En Italie, la crise continue, et pour longtemps?

Le projet avorté de gouvenement soutenu par les deux partis, la Ligue et le mouvement Cinq étoiles, et validé par le vote des Italiens, entendait proposer une remise en cause de l'austérité européenne et des règles de l'euro. « Il faut dire que l'Italie n'a connu aucune croissance économique depuis son entrée dans l'euro, qu'elle a été l'un des cobayes de l'Europe austéritaire avec le renversement dès 2010 du gouvernement Berlusconi sur ordre de Merkel, Sarkozy et de la Banque centrale européenne », note le Huffington post.

La perspective de nouvelles élections en Italie, peut-être dès la fin juillet, n'a pas pour autant rassuré l'Union européenne, car la crise italienne a ravivé le spectre de la crise de la dette dans la zone euro. La monnaie unique a ainsi chuté sous 1,16 dollar, à son plus bas niveau depuis juillet 2017.

En Italie même, comme le remarque le Corriere della Sera (cité par Courrier international), la liste des ministres potentiels n'est plus la principale préoccupation des Italiens car, quel qu'il soit, ce gouvernement n'aura pas la confiance du Parlement.

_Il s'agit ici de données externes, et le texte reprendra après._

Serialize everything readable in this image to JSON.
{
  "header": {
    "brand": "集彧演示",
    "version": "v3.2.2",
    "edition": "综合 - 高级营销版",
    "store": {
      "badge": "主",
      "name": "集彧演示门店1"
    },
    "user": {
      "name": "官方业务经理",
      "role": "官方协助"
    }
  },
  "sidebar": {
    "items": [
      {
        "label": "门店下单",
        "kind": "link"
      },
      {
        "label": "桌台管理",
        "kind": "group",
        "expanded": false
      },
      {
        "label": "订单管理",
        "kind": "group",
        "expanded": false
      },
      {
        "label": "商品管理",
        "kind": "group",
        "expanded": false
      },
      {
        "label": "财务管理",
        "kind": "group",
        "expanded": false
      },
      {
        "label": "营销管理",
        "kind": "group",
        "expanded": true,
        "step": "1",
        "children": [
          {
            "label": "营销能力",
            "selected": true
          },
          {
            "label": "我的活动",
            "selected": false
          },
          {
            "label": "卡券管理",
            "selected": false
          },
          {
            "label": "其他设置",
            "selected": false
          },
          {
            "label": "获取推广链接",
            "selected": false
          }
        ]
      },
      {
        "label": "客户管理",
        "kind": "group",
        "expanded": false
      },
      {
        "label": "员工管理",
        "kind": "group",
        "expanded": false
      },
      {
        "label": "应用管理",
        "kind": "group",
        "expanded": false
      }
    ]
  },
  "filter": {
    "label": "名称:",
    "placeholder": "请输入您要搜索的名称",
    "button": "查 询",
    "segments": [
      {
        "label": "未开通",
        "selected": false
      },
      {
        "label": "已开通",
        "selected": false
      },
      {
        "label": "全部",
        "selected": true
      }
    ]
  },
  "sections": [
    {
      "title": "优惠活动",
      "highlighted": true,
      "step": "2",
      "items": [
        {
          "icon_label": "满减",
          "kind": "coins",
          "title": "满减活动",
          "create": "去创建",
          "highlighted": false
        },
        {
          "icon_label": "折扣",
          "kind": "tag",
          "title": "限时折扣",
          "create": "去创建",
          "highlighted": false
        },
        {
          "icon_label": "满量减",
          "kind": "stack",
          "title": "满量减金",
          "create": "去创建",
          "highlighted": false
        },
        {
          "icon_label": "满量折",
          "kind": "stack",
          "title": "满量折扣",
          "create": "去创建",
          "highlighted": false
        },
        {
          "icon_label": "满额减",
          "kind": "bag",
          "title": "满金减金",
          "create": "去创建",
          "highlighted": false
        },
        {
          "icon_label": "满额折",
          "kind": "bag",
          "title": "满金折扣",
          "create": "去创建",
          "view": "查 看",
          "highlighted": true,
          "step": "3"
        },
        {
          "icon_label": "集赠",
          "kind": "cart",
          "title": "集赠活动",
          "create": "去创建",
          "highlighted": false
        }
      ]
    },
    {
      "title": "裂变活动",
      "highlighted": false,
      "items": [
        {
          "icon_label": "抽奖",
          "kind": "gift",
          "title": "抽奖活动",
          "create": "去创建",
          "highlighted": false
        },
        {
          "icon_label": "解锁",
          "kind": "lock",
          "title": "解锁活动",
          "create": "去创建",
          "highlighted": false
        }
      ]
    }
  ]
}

Et « sans un exécutif pleinement légitimé par le Parlement, l'Italie risque de retomber dans une crise similaire à celle qui l'avait amenée au bord de l'abîme en 2011 », écrit le quotidien. Dans ce contexte déjà difficile, le commissaire européen au Budget, l'Allemand Günther Oettinger, a mis de l'huile sur le feu en affirmant que, face aux difficultés financières rencontrées par l'Italie, les marchés financiers « allaient apprendre aux Italiens comment voter ». Ses propos ont provoqué « une tempête », selon le quotidien italien, suivie d'excuses de l'intéressé et de mises au point des principaux dirigeants de l'UE et de la Commission européenne.